Project aims to offer improved Internet access in low signal areas
China plans to launch 156 small satellites by 2025 to provide Internet services in low signal areas and places with adverse natural environment, according to an announcement by China Aerospace Science and Industry Corporation (CASIC).
Due to environmental conditions of deserts, mountains and seas, half of the world's population has no access to the Internet, and the information deficiency hampers local development, according to a press release CASIC sent to the Global Times Thursday.
It will be China's first broadband Internet access system with small satellites hovering in low orbit, which will also help meet the needs of commercial space development, it said.
The project, named Hongyun, plans to send the first satellite by 2018, and launch four more to gain preliminary experience by 2020. By the end of the 14th Five-Year Plan (2021-2025), CASIC plans to have all of the 156 satellites in operation.

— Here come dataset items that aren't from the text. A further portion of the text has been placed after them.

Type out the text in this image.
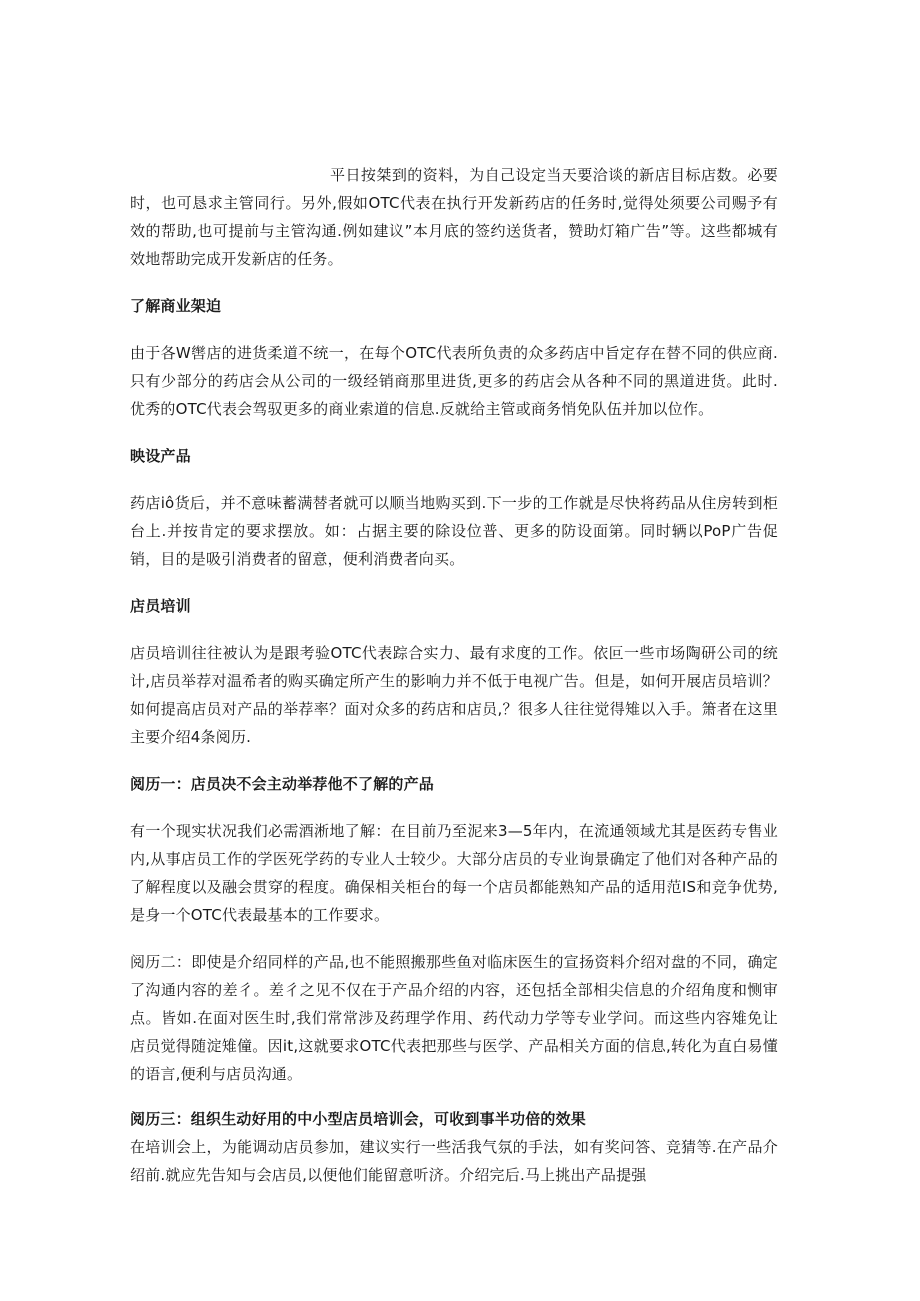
平日按桀到的资料，为自己设定当天要洽谈的新店目标店数。必要时，也可恳求主管同行。另外,假如OTC代表在执行开发新药店的任务时,觉得处须要公司赐予有效的帮助,也可提前与主管沟通.例如建议”本月底的签约送货者，赞助灯箱广告”等。这些都城有效地帮助完成开发新店的任务。

了解商业架迫

由于各W辔店的进货柔道不统一，在每个OTC代表所负责的众多药店中旨定存在替不同的供应商.只有少部分的药店会从公司的一级经销商那里进货,更多的药店会从各种不同的黑道进货。此时.优秀的OTC代表会驾驭更多的商业索道的信息.反就给主管或商务悄免队伍并加以位作。

映设产品

药店iô货后，并不意味蓄满替者就可以顺当地购买到.下一步的工作就是尽快将药品从住房转到柜台上.并按肯定的要求摆放。如：占据主要的除设位普、更多的防设面第。同时辆以PoP广告促销，目的是吸引消费者的留意，便利消费者向买。

店员培训

店员培训往往被认为是跟考验OTC代表踪合实力、最有求度的工作。依叵一些市场陶研公司的统计,店员举荐对温希者的购买确定所产生的影响力并不低于电视广告。但是，如何开展店员培训？如何提高店员对产品的举荐率？面对众多的药店和店员,？很多人往往觉得雉以入手。箫者在这里主要介绍4条阅历.

阅历一：店员决不会主动举荐他不了解的产品

有一个现实状况我们必需酒淅地了解：在目前乃至泥来3—5年内，在流通领域尤其是医药专售业内,从事店员工作的学医死学药的专业人士较少。大部分店员的专业询景确定了他们对各种产品的了解程度以及融会贯穿的程度。确保相关柜台的每一个店员都能熟知产品的适用范IS和竞争优势,是身一个OTC代表最基本的工作要求。

阅历二：即使是介绍同样的产品,也不能照搬那些鱼对临床医生的宣扬资料介绍对盘的不同，确定了沟通内容的差彳。差彳之见不仅在于产品介绍的内容，还包括全部相尖信息的介绍角度和恻审点。皆如.在面对医生时,我们常常涉及药理学作用、药代动力学等专业学问。而这些内容雉免让店员觉得随淀雉僮。因it,这就要求OTC代表把那些与医学、产品相关方面的信息,转化为直白易懂的语言,便利与店员沟通。

阅历三：组织生动好用的中小型店员培训会，可收到事半功倍的效果

在培训会上，为能调动店员参加，建议实行一些活我气氛的手法，如有奖问答、竞猜等.在产品介绍前.就应先告知与会店员,以便他们能留意听济。介绍完后.马上挑出产品提强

"The satellites will also facilitate Internet access and communication for airplanes and ocean-going ships," Wang Yanan, chief editor of the Aerospace Knowledge magazine, told the Global Times.
The Hongyun Project, which focuses on communication, remote sensing and navigation, can offer communication and Internet services for China and less-developed countries with reduced latency. Meanwhile, the project can also benefit emergency communication, sensor data collection and remote control of unmanned equipment, CASIC said.

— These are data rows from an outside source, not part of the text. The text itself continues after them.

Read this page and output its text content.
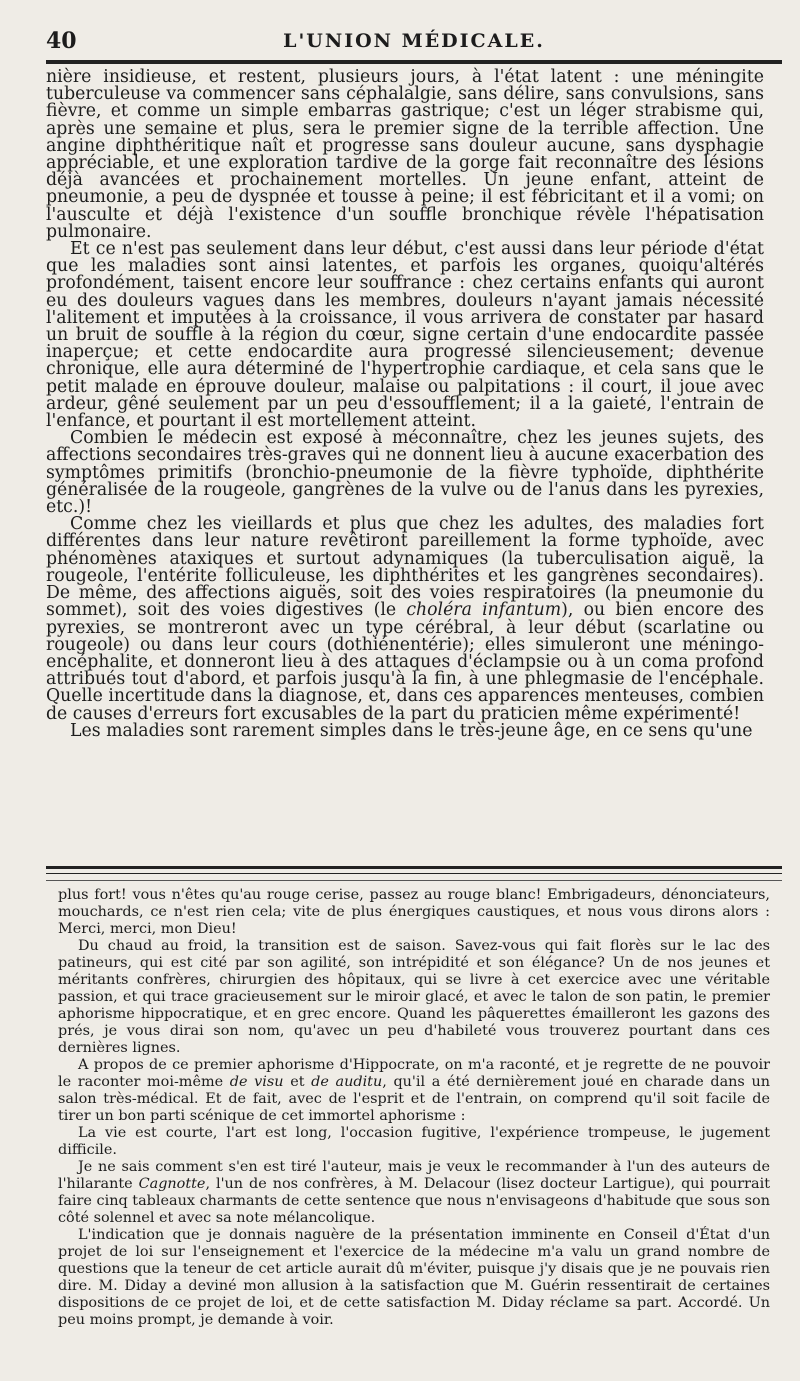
40	L'UNION MÉDICALE.

nière insidieuse, et restent, plusieurs jours, à l'état latent : une méningite tuberculeuse va commencer sans céphalalgie, sans délire, sans convulsions, sans fièvre, et comme un simple embarras gastrique; c'est un léger strabisme qui, après une semaine et plus, sera le premier signe de la terrible affection. Une angine diphthéritique naît et progresse sans douleur aucune, sans dysphagie appréciable, et une exploration tardive de la gorge fait reconnaître des lésions déjà avancées et prochainement mortelles. Un jeune enfant, atteint de pneumonie, a peu de dyspnée et tousse à peine; il est fébricitant et il a vomi; on l'ausculte et déjà l'existence d'un souffle bronchique révèle l'hépatisation pulmonaire.

Et ce n'est pas seulement dans leur début, c'est aussi dans leur période d'état que les maladies sont ainsi latentes, et parfois les organes, quoiqu'altérés profondément, taisent encore leur souffrance : chez certains enfants qui auront eu des douleurs vagues dans les membres, douleurs n'ayant jamais nécessité l'alitement et imputées à la croissance, il vous arrivera de constater par hasard un bruit de souffle à la région du cœur, signe certain d'une endocardite passée inaperçue; et cette endocardite aura progressé silencieusement; devenue chronique, elle aura déterminé de l'hypertrophie cardiaque, et cela sans que le petit malade en éprouve douleur, malaise ou palpitations : il court, il joue avec ardeur, gêné seulement par un peu d'essoufflement; il a la gaieté, l'entrain de l'enfance, et pourtant il est mortellement atteint.

Combien le médecin est exposé à méconnaître, chez les jeunes sujets, des affections secondaires très-graves qui ne donnent lieu à aucune exacerbation des symptômes primitifs (bronchio-pneumonie de la fièvre typhoïde, diphthérite généralisée de la rougeole, gangrènes de la vulve ou de l'anus dans les pyrexies, etc.)!

Comme chez les vieillards et plus que chez les adultes, des maladies fort différentes dans leur nature revêtiront pareillement la forme typhoïde, avec phénomènes ataxiques et surtout adynamiques (la tuberculisation aiguë, la rougeole, l'entérite folliculeuse, les diphthérites et les gangrènes secondaires). De même, des affections aiguës, soit des voies respiratoires (la pneumonie du sommet), soit des voies digestives (le choléra infantum), ou bien encore des pyrexies, se montreront avec un type cérébral, à leur début (scarlatine ou rougeole) ou dans leur cours (dothiénentérie); elles simuleront une méningo-encéphalite, et donneront lieu à des attaques d'éclampsie ou à un coma profond attribués tout d'abord, et parfois jusqu'à la fin, à une phlegmasie de l'encéphale. Quelle incertitude dans la diagnose, et, dans ces apparences menteuses, combien de causes d'erreurs fort excusables de la part du praticien même expérimenté!

Les maladies sont rarement simples dans le très-jeune âge, en ce sens qu'une

plus fort! vous n'êtes qu'au rouge cerise, passez au rouge blanc! Embrigadeurs, dénonciateurs, mouchards, ce n'est rien cela; vite de plus énergiques caustiques, et nous vous dirons alors : Merci, merci, mon Dieu!

Du chaud au froid, la transition est de saison. Savez-vous qui fait florès sur le lac des patineurs, qui est cité par son agilité, son intrépidité et son élégance? Un de nos jeunes et méritants confrères, chirurgien des hôpitaux, qui se livre à cet exercice avec une véritable passion, et qui trace gracieusement sur le miroir glacé, et avec le talon de son patin, le premier aphorisme hippocratique, et en grec encore. Quand les pâquerettes émailleront les gazons des prés, je vous dirai son nom, qu'avec un peu d'habileté vous trouverez pourtant dans ces dernières lignes.

A propos de ce premier aphorisme d'Hippocrate, on m'a raconté, et je regrette de ne pouvoir le raconter moi-même de visu et de auditu, qu'il a été dernièrement joué en charade dans un salon très-médical. Et de fait, avec de l'esprit et de l'entrain, on comprend qu'il soit facile de tirer un bon parti scénique de cet immortel aphorisme :

La vie est courte, l'art est long, l'occasion fugitive, l'expérience trompeuse, le jugement difficile.

Je ne sais comment s'en est tiré l'auteur, mais je veux le recommander à l'un des auteurs de l'hilarante Cagnotte, l'un de nos confrères, à M. Delacour (lisez docteur Lartigue), qui pourrait faire cinq tableaux charmants de cette sentence que nous n'envisageons d'habitude que sous son côté solennel et avec sa note mélancolique.

L'indication que je donnais naguère de la présentation imminente en Conseil d'État d'un projet de loi sur l'enseignement et l'exercice de la médecine m'a valu un grand nombre de questions que la teneur de cet article aurait dû m'éviter, puisque j'y disais que je ne pouvais rien dire. M. Diday a deviné mon allusion à la satisfaction que M. Guérin ressentirait de certaines dispositions de ce projet de loi, et de cette satisfaction M. Diday réclame sa part. Accordé. Un peu moins prompt, je demande à voir.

Currently, international maritime satellites are widely used for communications in mountainous areas and airplanes, but those satellites, 36,000 kilometers above the Earth, have time and signal delay as well as high cost for providing services, said Yang Yuguang, a research fellow with the CASIC, according to the WeChat account of the company.
The small satellites sent by the Hongyun Project will hover in low orbits only hundreds of kilometers to 1,000 kilometers above the Earth, and thus could improve the Internet access, Yang said.
However, the low orbit satellites may face challenges in power supply, as they need more energy to reduce the influence of air-resistance compared to high orbit satellites. Experiments are needed to determine whether solar energy alone is enough, Wang said.
Hongyun Project was part of the space projects announced by CASIC at the Third China (International) Commercial Aerospace Forum in Wuhan, Central China's Hubei Province, Wednesday.
CASIC also announced at the forum that the rocket launch project called Kuaizhou 11, a solid-fuel carrier rocket. The rocket will mainly be responsible for sending mini satellites and sun-synchronous orbit small satellites.
According to China Central Television, the Kuaizhou 11 will have its maiden launch carrying six satellites in early 2018.